Scary Mary now lived across the tracks in a huge green-shingled house in a neighborhood with nothing but nice houses. With all the women working for her, and the money the rich dead husband had left her, she could afford to. She had moved there several years earlier. It was the same neighborhood where our only Black undertaker, our only Black doctor, and one of the only two Black barbers lived. The rest of the neighborhood was white. I liked Scary Mary’s house, but I didn’t want to stay there even for a few days. I didn’t want to live in that big nice comfortable place, then have to give it up and go back to living in another falling-down shack like the ones we always rented.

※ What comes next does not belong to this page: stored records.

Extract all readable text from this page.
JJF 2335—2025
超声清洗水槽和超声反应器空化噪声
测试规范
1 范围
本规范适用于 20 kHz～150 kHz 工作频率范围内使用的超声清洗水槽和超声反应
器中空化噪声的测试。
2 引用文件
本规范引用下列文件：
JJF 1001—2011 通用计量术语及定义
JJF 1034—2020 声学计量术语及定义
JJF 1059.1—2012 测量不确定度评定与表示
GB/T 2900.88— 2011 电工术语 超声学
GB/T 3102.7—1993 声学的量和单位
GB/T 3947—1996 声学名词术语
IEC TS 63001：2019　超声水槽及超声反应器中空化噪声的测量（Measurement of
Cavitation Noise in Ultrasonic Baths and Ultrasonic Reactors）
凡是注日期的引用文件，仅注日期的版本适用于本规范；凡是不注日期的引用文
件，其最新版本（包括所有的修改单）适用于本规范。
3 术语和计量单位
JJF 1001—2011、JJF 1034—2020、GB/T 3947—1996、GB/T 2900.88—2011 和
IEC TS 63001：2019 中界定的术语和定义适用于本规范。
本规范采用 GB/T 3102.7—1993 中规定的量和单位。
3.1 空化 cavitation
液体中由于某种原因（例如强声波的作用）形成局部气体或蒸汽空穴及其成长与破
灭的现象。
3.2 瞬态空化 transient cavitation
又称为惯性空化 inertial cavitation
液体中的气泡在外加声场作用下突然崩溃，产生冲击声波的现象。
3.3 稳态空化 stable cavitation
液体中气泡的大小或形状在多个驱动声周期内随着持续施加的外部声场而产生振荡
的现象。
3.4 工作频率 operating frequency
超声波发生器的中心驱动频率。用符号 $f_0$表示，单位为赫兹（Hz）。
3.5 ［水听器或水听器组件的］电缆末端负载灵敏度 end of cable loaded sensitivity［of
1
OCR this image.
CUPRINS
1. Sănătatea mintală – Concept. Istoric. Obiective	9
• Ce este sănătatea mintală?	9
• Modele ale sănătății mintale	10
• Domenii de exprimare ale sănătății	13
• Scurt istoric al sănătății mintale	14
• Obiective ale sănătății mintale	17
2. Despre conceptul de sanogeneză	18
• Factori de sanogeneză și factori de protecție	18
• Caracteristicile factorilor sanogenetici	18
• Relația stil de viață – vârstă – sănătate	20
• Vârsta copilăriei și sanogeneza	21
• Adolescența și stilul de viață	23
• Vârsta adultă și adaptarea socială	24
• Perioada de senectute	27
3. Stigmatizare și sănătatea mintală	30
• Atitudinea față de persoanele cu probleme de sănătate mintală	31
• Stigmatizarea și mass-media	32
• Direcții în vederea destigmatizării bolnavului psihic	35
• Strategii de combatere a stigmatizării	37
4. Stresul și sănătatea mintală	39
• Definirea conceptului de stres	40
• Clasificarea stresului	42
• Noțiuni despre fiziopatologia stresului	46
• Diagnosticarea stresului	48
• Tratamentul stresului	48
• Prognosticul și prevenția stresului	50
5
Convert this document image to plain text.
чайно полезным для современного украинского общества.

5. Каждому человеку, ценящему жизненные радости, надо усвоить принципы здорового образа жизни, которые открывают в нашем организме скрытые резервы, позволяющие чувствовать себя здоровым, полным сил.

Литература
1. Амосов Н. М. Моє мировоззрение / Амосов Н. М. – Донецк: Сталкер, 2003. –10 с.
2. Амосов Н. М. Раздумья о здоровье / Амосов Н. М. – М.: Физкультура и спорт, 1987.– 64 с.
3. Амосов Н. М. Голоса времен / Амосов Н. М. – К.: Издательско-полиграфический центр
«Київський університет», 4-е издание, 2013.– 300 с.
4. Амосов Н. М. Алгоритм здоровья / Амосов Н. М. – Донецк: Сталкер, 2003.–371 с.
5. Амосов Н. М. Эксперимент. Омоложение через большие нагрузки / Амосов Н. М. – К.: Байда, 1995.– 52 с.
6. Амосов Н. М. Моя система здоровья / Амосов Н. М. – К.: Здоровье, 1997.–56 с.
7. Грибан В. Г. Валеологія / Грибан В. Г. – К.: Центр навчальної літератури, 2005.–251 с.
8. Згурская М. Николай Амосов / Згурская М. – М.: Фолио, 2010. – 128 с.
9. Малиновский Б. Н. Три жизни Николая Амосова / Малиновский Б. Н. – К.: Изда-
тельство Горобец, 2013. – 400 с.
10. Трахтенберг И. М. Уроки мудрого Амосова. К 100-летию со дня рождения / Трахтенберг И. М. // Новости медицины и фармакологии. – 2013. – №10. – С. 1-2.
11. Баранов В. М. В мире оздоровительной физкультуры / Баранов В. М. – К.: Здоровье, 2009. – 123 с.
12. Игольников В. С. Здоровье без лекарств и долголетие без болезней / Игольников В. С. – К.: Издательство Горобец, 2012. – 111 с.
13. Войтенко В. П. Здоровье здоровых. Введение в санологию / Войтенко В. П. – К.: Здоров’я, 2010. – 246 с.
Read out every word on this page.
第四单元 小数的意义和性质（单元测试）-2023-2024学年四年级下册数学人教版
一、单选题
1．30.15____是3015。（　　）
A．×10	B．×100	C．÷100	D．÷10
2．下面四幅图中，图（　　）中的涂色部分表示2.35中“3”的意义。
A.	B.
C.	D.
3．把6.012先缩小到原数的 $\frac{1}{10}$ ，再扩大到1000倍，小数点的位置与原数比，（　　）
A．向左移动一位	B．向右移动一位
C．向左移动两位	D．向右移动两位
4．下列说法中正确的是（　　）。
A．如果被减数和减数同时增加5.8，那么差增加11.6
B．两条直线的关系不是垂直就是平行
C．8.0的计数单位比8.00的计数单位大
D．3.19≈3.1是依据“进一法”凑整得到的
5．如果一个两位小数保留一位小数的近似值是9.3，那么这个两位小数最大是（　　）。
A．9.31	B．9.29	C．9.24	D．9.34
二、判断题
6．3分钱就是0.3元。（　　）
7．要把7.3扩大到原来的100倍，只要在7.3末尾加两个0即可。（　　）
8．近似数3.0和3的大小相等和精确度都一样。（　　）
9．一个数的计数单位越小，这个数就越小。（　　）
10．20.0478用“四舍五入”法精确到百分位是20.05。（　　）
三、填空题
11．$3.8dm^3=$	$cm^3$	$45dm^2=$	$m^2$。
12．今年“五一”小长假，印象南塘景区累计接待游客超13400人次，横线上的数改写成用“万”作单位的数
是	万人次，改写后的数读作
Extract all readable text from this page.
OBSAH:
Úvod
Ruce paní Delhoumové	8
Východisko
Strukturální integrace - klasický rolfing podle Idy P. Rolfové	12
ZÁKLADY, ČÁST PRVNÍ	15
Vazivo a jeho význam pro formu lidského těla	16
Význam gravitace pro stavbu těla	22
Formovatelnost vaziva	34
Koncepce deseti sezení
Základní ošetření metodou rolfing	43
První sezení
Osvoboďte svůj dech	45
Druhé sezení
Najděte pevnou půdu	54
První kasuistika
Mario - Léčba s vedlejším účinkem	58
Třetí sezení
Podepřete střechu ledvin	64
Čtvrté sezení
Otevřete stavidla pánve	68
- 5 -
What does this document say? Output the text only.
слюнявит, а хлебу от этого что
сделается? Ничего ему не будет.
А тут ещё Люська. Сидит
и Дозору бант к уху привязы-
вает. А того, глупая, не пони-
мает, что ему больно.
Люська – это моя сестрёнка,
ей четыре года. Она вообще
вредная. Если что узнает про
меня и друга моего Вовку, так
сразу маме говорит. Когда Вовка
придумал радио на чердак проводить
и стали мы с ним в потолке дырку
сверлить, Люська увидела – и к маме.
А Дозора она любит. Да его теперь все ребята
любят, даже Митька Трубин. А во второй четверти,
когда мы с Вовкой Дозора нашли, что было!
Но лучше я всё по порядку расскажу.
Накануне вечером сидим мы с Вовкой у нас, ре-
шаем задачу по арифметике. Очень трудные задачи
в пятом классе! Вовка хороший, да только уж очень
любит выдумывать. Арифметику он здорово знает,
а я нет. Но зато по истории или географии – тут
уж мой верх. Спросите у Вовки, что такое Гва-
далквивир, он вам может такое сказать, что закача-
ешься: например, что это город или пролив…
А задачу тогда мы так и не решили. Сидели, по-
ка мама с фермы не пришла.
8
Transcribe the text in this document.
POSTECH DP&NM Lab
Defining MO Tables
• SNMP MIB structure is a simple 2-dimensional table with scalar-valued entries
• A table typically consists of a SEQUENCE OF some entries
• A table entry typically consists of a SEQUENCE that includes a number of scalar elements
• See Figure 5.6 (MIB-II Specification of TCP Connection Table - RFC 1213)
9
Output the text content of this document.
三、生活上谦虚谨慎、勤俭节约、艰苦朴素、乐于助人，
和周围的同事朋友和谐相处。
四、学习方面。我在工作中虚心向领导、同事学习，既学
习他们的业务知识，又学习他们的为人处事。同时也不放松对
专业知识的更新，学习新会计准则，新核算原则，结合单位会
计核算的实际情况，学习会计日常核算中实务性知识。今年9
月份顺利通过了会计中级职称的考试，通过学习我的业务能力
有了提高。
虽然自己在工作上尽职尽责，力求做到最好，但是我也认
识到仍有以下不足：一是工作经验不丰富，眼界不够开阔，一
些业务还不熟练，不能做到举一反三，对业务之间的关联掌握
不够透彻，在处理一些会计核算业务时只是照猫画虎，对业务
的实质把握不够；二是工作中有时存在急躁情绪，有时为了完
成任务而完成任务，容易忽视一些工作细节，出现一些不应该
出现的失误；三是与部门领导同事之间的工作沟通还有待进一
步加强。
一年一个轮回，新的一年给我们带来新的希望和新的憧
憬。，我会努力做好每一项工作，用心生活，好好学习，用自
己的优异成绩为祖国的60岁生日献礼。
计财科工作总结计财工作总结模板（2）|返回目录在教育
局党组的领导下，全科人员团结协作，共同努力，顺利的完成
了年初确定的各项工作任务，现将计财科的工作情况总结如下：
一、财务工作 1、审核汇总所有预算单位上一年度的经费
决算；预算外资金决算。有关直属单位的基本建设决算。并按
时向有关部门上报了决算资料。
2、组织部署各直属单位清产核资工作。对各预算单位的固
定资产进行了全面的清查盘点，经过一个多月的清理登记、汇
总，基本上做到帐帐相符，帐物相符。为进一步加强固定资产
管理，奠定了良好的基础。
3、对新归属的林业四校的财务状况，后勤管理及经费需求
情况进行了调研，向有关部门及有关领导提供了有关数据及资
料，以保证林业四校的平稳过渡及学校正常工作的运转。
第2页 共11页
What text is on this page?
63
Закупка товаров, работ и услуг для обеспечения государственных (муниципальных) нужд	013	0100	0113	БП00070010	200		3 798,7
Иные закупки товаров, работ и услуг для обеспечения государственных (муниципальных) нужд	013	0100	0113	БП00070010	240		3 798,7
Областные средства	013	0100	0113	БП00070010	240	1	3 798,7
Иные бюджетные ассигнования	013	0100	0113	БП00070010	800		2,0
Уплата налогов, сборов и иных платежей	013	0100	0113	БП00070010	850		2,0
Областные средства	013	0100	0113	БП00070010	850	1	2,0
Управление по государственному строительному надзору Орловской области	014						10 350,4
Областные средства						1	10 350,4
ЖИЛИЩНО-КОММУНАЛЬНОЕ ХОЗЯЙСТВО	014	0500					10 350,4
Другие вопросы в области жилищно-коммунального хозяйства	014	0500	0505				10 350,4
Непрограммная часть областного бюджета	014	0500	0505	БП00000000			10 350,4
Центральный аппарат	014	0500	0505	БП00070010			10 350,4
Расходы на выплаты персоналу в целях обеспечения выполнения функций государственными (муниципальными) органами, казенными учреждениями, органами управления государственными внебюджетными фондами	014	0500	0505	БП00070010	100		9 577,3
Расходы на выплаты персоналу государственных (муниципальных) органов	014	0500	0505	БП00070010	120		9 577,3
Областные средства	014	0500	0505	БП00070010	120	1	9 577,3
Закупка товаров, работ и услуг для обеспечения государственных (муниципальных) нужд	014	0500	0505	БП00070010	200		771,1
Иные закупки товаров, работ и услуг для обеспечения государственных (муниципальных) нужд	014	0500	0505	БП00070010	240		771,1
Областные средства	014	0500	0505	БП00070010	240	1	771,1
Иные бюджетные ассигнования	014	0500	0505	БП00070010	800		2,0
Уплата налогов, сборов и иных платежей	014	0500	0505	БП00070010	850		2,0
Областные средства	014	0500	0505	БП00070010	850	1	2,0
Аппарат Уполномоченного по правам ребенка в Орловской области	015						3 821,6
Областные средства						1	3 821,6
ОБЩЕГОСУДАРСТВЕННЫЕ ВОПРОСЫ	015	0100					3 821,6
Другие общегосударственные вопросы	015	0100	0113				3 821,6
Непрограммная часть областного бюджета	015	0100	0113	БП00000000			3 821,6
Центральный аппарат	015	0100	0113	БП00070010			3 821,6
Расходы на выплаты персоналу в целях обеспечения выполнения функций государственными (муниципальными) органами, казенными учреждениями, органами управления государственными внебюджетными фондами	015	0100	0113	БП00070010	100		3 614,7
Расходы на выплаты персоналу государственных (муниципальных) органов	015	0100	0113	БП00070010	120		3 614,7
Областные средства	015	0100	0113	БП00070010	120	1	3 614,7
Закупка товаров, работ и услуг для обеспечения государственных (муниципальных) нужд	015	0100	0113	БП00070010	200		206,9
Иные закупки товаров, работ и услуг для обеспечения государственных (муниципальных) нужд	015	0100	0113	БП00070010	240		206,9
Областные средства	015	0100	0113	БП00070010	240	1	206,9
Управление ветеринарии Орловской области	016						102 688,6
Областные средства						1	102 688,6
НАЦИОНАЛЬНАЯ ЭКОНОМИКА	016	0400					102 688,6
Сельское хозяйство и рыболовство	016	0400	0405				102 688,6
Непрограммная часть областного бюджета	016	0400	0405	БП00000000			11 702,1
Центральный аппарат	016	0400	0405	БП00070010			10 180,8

With just five days left for us to vacate, Mama came rushing into the house after Judge Lawson had dropped her off. “Annette, Brother Boatwright, y’all come quick!” I ran from the kitchen to the living room where Mama was, wringing her hands and hopping around like she had to pee.
“What’s wrong, Mama?” I gasped. Her hair was askew, her lipstick was smeared, and her dress was buttoned wrong. It looked like she had just been mauled.
“What’s gwine on?” Mr. Boatwright yelled, hobbling into the room from upstairs.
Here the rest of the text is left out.